向知晚轻轻摇了摇头,定睛看着厉郅珩,“我不知道,我不记得了,我只是感觉,这东西很眼熟,而且我确定,应该不是在杂志和电视上看过。”
厉郅珩吞咽着口水,喉结不由的蠕动,脑子里也不禁闪过了什么。
闪过的那东西,是他从来没有想过,也没有去想的事情。
厉郅珩恍惚的坐在病床边,看着手里的族辉,暗暗叹了口气,“你知不知道,这族辉的意义。”
“海希玥跟我说了,我也查过了,很贵重,不能说是价值不菲,应该是无价之宝。”
厉郅珩合上了盒子,放在了一边,“这是欧洲皇室和商界当中,一个身份的象征。”
“厉氏曾经似乎也有一个,但好像是做了谁的陪葬品,只不过是听说罢了,以海氏这样的家族势力和身份,撑死了,也只可能有一枚。”

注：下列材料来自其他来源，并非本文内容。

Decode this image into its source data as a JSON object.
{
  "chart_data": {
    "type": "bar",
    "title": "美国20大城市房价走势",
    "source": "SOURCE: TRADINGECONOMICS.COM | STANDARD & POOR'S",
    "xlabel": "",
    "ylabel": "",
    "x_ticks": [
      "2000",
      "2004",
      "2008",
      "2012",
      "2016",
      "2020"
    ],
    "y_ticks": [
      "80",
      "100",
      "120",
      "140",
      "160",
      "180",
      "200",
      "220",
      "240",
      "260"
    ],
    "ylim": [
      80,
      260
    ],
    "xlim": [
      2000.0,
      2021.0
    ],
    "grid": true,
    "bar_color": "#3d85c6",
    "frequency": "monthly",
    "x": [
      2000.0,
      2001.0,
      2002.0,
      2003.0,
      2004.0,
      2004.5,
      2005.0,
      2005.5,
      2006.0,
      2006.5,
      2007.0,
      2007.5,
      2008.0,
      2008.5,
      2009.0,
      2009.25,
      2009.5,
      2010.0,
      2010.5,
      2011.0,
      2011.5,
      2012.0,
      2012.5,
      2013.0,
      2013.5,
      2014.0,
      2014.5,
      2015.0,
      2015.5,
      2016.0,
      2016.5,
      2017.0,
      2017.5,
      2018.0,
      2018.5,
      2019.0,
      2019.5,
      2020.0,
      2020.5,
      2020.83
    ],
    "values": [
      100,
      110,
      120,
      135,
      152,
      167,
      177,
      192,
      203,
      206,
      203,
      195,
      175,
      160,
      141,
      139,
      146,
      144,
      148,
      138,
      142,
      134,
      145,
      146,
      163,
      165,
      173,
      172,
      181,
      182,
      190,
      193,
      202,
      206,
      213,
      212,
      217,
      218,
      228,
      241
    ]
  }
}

“当时海希玥跟我说,有两个,所以想送一个给你做见面礼,我就觉得有问题,所以,一来没有收,二来,也不想你过早的和她接触。”
“毕竟她的身份,也有存疑。”
向知晚若有所思的看着那盒子,继而突然想起了什么,“你说能不能查到,所有的族辉的去向。”
“不可能,这东西虽然是有数的,可是太过分散,早在一百六十多年前就已经从皇室扩散到了商界,到现在,甚至可能出现在收藏家的手里,商界大佬的手里,某个拍卖行,或者在哪个不知名的小人物手里。”
向知晚轻轻点着头,疑惑道,“那你说……有没有可能仿造出假的,以假乱真?”
“几乎不可能,第一,这东西极难仿造,材料和做工都是当时顶尖的工艺,藏着欧洲皇室一代的文化和信仰。”

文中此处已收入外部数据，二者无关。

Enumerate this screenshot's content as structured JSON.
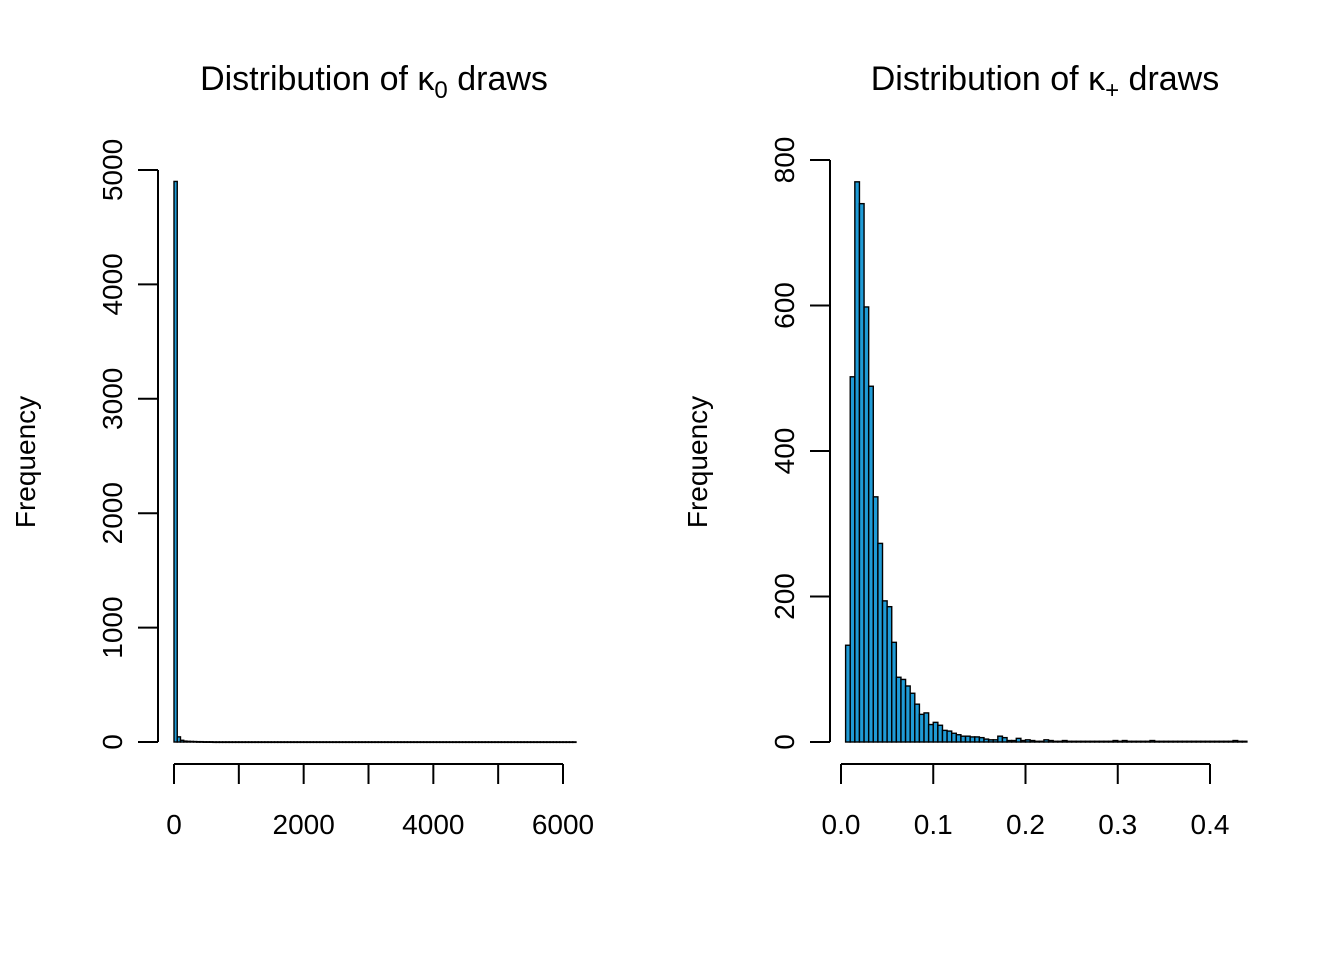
{
  "chart_data": [
    {
      "type": "bar",
      "title": {
        "text": "Distribution of κ",
        "sub": "0",
        "tail": " draws"
      },
      "xlabel": "",
      "ylabel": "Frequency",
      "bar_color": "#1f9bd6",
      "xlim": [
        0,
        6200
      ],
      "ylim": [
        0,
        5000
      ],
      "bin_width": 50,
      "bin_start": 0,
      "xticks": [
        0,
        1000,
        2000,
        3000,
        4000,
        5000,
        6000
      ],
      "xtick_labels": [
        "0",
        "2000",
        "4000",
        "6000"
      ],
      "xtick_label_values": [
        0,
        2000,
        4000,
        6000
      ],
      "yticks": [
        0,
        1000,
        2000,
        3000,
        4000,
        5000
      ],
      "ytick_labels": [
        "0",
        "1000",
        "2000",
        "3000",
        "4000",
        "5000"
      ],
      "values": [
        4900,
        45,
        15,
        8,
        6,
        5,
        4,
        3,
        3,
        2,
        2,
        2,
        1,
        1,
        1,
        1,
        1,
        1,
        1,
        1,
        1,
        1,
        1,
        1,
        1,
        1,
        1,
        1,
        1,
        1,
        1,
        1,
        1,
        1,
        1,
        1,
        1,
        1,
        1,
        1,
        1,
        1,
        1,
        1,
        1,
        1,
        1,
        1,
        1,
        1,
        1,
        1,
        1,
        1,
        1,
        1,
        1,
        1,
        1,
        1,
        1,
        1,
        1,
        1,
        1,
        1,
        1,
        1,
        1,
        1,
        1,
        1,
        1,
        1,
        1,
        1,
        1,
        1,
        1,
        1,
        1,
        1,
        1,
        1,
        1,
        1,
        1,
        1,
        1,
        1,
        1,
        1,
        1,
        1,
        1,
        1,
        1,
        1,
        1,
        1,
        1,
        1,
        1,
        1,
        1,
        1,
        1,
        1,
        1,
        1,
        1,
        1,
        1,
        1,
        1,
        1,
        1,
        1,
        1,
        1,
        1,
        1,
        1,
        1
      ]
    },
    {
      "type": "bar",
      "title": {
        "text": "Distribution of κ",
        "sub": "+",
        "tail": " draws"
      },
      "xlabel": "",
      "ylabel": "Frequency",
      "bar_color": "#1f9bd6",
      "xlim": [
        0,
        0.44
      ],
      "ylim": [
        0,
        800
      ],
      "bin_width": 0.005,
      "bin_start": 0.005,
      "xticks": [
        0.0,
        0.1,
        0.2,
        0.3,
        0.4
      ],
      "xtick_labels": [
        "0.0",
        "0.1",
        "0.2",
        "0.3",
        "0.4"
      ],
      "xtick_label_values": [
        0.0,
        0.1,
        0.2,
        0.3,
        0.4
      ],
      "yticks": [
        0,
        200,
        400,
        600,
        800
      ],
      "ytick_labels": [
        "0",
        "200",
        "400",
        "600",
        "800"
      ],
      "values": [
        133,
        502,
        770,
        740,
        598,
        489,
        337,
        273,
        194,
        186,
        137,
        89,
        86,
        77,
        67,
        52,
        38,
        40,
        24,
        27,
        23,
        16,
        15,
        12,
        10,
        8,
        8,
        7,
        7,
        6,
        4,
        3,
        3,
        8,
        6,
        2,
        2,
        5,
        2,
        3,
        2,
        1,
        1,
        3,
        2,
        1,
        1,
        2,
        1,
        1,
        1,
        1,
        1,
        1,
        1,
        1,
        1,
        1,
        2,
        1,
        2,
        1,
        1,
        1,
        1,
        1,
        2,
        1,
        1,
        1,
        1,
        1,
        1,
        1,
        1,
        1,
        1,
        1,
        1,
        1,
        1,
        1,
        1,
        1,
        2,
        1,
        1
      ]
    }
  ]
}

“二来,这东西知道的人范围不算广,在帝海,能认识这东西的人,要么是上流社会顶尖的大人物,要么就是年纪略长的圈内前辈。”
“能仿造这东西的人,他要面对的人群,也是能认出这东西来的人,所以,仿造这东西,根本没有意义。”
向知晚和厉郅珩的心里都藏进了一个疑惑,更为重要的是,向知晚说,她似乎曾经见过。
厉成玉走了,厉家祭祖却还在按部就班的进行,一切按照规矩来,三伯父主外事,三伯母主内事,庄园里的郑伯全权负责琐碎。
只是向知晚在医院养伤的这两天,却没安生。
从厉家族老,到族里的堂兄堂妹,再到三伯父,三伯母,像是吃流水席一样,个个都要跑到她的病房里喝杯茶。
厉郅珩傍晚从公司回来的时候,向知晚并不在病房,倒是看到了提着东西的厉家人。
族里的同辈,年纪大概都是三十多岁,四五个男男女女。
厉郅珩是认识的,不过,也只是认识。
“九爷……”几个人纷纷开口,却有些尴尬的看了看病房。
厉郅珩看着这场面便立刻明白了什么,“你们这是第几波了……”
“啊?没有,我们不知道……不知道谁还来过。”
“行了,不管谁来过,都不用再来了,过几天,她就出院,祭祖的正日子,会到的。”
“好,那我们……我们先走了。”
厉郅珩随手挥了挥,随即拿出了手机朝不远处走了走,拨通了向知晚的电话。
电话没人接,厉郅珩不禁皱紧了眉头,打开了定位,这才发现,向知晚就在医院的后院。
花园里的湖边,向知晚坐在长椅上,身上裹着大衣,手里拿着黎海川的平板,一脸严肃。